Il Ministro delle Infrastrutture, Matteo Salvini, ha annunciato che l’avvio dei lavori potrebbe essere imminente, già per il prossimo mese di ottobre; unica formalità mancante è l’approvazione finale della Corte dei Conti, attesa nelle prossime settimane
Questo annuncio segue di pochi giorni il cruciale via libera del Comitato Interministeriale per la Programmazione Economica e lo Sviluppo Sostenibile (Cipess), che ha esaminato e approvato il progetto definitivo dell’opera, riconoscendone la pubblica utilità. Il Cipess ha inoltre delineato una “road map” dettagliata, con l’obiettivo di portare a termine l’infrastruttura entro il 2032.

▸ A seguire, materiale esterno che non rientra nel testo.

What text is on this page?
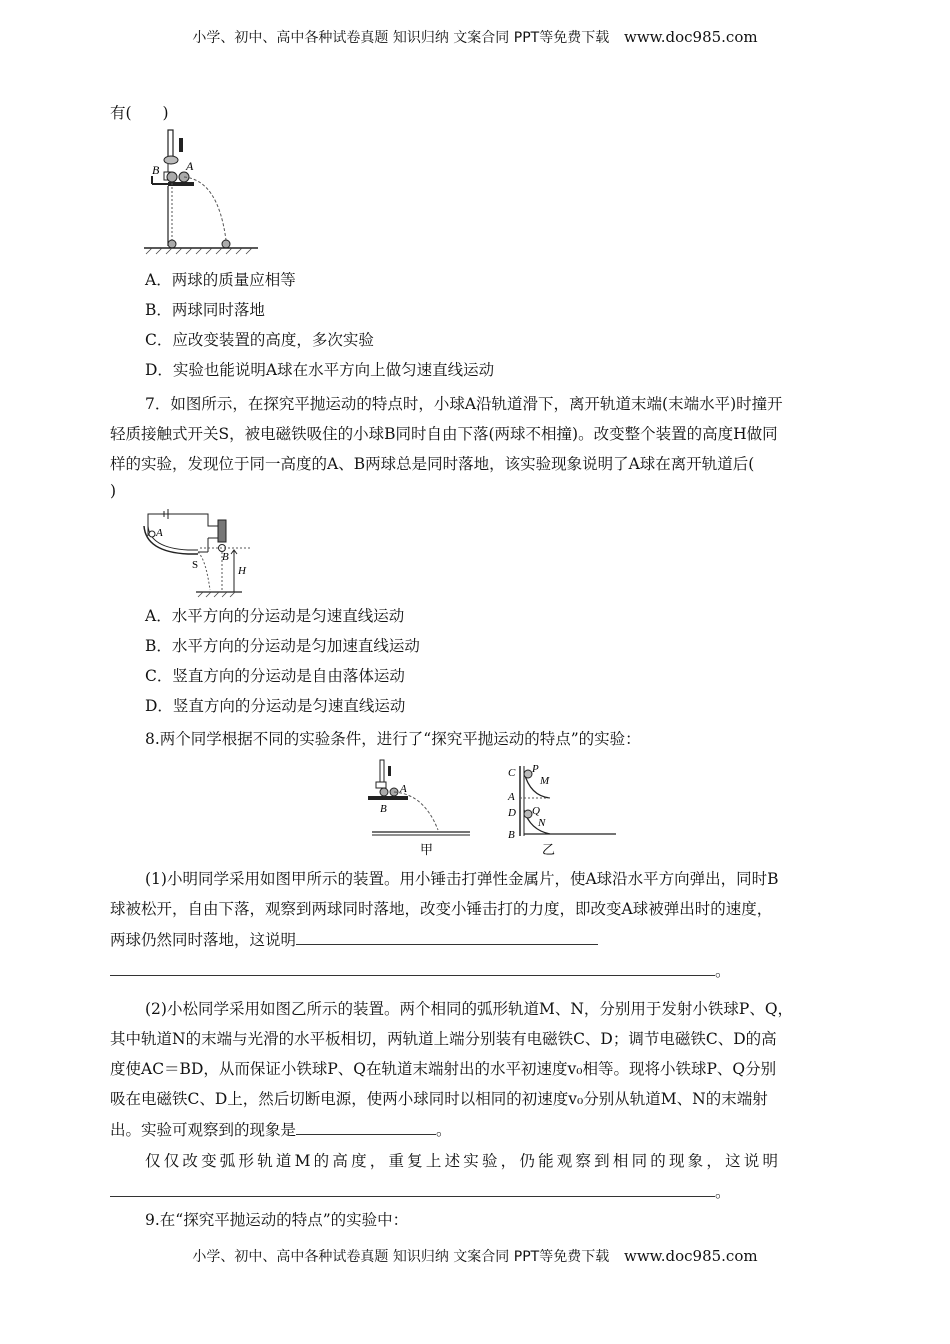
小学、初中、高中各种试卷真题 知识归纳 文案合同 PPT等免费下载 www.doc985.com
有(　　)
B A
A．两球的质量应相等
B．两球同时落地
C．应改变装置的高度，多次实验
D．实验也能说明A球在水平方向上做匀速直线运动
7．如图所示，在探究平抛运动的特点时，小球A沿轨道滑下，离开轨道末端(末端水平)时撞开
轻质接触式开关S，被电磁铁吸住的小球B同时自由下落(两球不相撞)。改变整个装置的高度H做同
样的实验，发现位于同一高度的A、B两球总是同时落地，该实验现象说明了A球在离开轨道后(
)
A
S
B
H
A．水平方向的分运动是匀速直线运动
B．水平方向的分运动是匀加速直线运动
C．竖直方向的分运动是自由落体运动
D．竖直方向的分运动是匀速直线运动
8.两个同学根据不同的实验条件，进行了“探究平抛运动的特点”的实验：
A
B
甲
C P
M
A
Q
D
N
B
乙
(1)小明同学采用如图甲所示的装置。用小锤击打弹性金属片，使A球沿水平方向弹出，同时B
球被松开，自由下落，观察到两球同时落地，改变小锤击打的力度，即改变A球被弹出时的速度，
两球仍然同时落地，这说明
。
(2)小松同学采用如图乙所示的装置。两个相同的弧形轨道M、N，分别用于发射小铁球P、Q，
其中轨道N的末端与光滑的水平板相切，两轨道上端分别装有电磁铁C、D；调节电磁铁C、D的高
度使AC＝BD，从而保证小铁球P、Q在轨道末端射出的水平初速度v₀相等。现将小铁球P、Q分别
吸在电磁铁C、D上，然后切断电源，使两小球同时以相同的初速度v₀分别从轨道M、N的末端射
出。实验可观察到的现象是	。
仅仅改变弧形轨道M的高度，重复上述实验，仍能观察到相同的现象，这说明
。
9.在“探究平抛运动的特点”的实验中：
小学、初中、高中各种试卷真题 知识归纳 文案合同 PPT等免费下载 www.doc985.com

Costi e controversie: un dibattito acceso
Il piano finanziario dell’opera prevede un investimento totale di 13,5 miliardi di euro, una cifra interamente coperta da fondi statali e risorse già messe a bilancio. Nonostante l’apparente solidità economica del progetto, la sua realizzazione continua a generare un acceso dibattito tra sostenitori e critici.
I sostenitori del ponte evidenziano i potenziali benefici, soprattutto in termini di sviluppo economico e creazione di posti di lavoro per il Sud Italia. L’infrastruttura, secondo loro, sbloccherebbe il potenziale della regione, migliorando la connettività e favorendo il turismo e gli scambi commerciali.
D’altra parte, i detrattori sollevano una serie di obiezioni. I loro dubbi riguardano principalmente i costi elevati, che potrebbero lievitare nel tempo, l’impatto ambientale sull’ecosistema fragile dello Stretto e la percezione che l’opera distolga l’attenzione e le risorse finanziarie necessarie per la messa in sicurezza e il potenziamento di altre infrastrutture critiche del Sud, spesso trascurate. La discussione, quindi, rimane aperta, in attesa che la Corte dei Conti si pronunci sull’ultima, cruciale, fase del progetto.